Preclinical studies in mice revealed ER stress progressively increased with age. Feeding the elderly mice a fatty acid compound called 4-phenylbutyrate for two weeks markedly improved the ER stress and improved mitochondrial function. These results indicate that ER stress precedes and contributes to the mitochondrial dysfunction during aging.

Age-induced mitochondrial dysfunction in the heart is at least partly reversible. Interventions to decrease ER stress and improve mitochondrial function in aged hearts could include a pharmacologic approach, which could use drugs already available for other uses.
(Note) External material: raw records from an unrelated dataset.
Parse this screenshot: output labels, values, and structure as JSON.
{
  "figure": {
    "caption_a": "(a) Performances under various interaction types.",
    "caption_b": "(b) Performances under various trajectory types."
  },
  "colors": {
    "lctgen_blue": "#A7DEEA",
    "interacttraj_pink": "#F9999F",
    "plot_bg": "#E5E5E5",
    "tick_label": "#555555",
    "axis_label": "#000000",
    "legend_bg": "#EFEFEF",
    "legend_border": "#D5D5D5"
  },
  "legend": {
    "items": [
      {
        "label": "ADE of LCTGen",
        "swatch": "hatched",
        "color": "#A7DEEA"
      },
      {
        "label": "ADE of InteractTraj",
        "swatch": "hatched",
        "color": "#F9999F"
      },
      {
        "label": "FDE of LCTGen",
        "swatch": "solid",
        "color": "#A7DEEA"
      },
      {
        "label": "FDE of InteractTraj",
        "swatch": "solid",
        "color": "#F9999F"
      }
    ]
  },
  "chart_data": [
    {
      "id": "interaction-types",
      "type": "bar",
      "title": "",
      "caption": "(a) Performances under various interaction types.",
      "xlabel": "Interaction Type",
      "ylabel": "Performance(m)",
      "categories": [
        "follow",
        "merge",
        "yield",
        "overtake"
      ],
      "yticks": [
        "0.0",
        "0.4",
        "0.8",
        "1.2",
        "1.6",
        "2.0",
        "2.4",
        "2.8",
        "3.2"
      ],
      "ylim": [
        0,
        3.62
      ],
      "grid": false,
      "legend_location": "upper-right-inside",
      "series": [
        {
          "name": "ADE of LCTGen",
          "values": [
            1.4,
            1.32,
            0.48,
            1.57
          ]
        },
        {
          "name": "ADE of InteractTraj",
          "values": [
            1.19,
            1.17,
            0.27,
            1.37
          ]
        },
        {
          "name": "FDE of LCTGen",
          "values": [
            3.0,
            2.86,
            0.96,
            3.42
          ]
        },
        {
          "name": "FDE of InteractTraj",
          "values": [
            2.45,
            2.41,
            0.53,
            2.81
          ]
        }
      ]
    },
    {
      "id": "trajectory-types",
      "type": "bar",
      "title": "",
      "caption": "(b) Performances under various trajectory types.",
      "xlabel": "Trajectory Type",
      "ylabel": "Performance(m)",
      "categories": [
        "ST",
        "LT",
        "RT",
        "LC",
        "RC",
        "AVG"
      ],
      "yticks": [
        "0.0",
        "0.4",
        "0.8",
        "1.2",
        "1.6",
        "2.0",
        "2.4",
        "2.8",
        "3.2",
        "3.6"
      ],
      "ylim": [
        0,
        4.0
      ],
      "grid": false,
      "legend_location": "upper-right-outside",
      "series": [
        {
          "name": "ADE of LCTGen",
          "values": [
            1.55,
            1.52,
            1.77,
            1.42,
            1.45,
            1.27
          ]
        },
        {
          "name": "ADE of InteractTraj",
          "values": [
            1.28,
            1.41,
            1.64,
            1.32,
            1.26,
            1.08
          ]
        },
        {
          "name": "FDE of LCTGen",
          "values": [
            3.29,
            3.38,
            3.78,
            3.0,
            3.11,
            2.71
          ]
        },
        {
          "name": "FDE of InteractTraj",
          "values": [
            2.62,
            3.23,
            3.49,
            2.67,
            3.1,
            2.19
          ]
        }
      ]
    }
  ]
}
Understanding the link between ER stress and mitochondrial dysfunction in aged hearts not only advances our understanding of the mechanisms of the mitochondrial defect, but also provides insights to develop treatment strategies to reduce cardiac injury, Chen said. “We believe the results obtained from our study can have rapid translational relevance to improve the outcome of elderly patients during heart attacks.”

The results from this study will inform future research.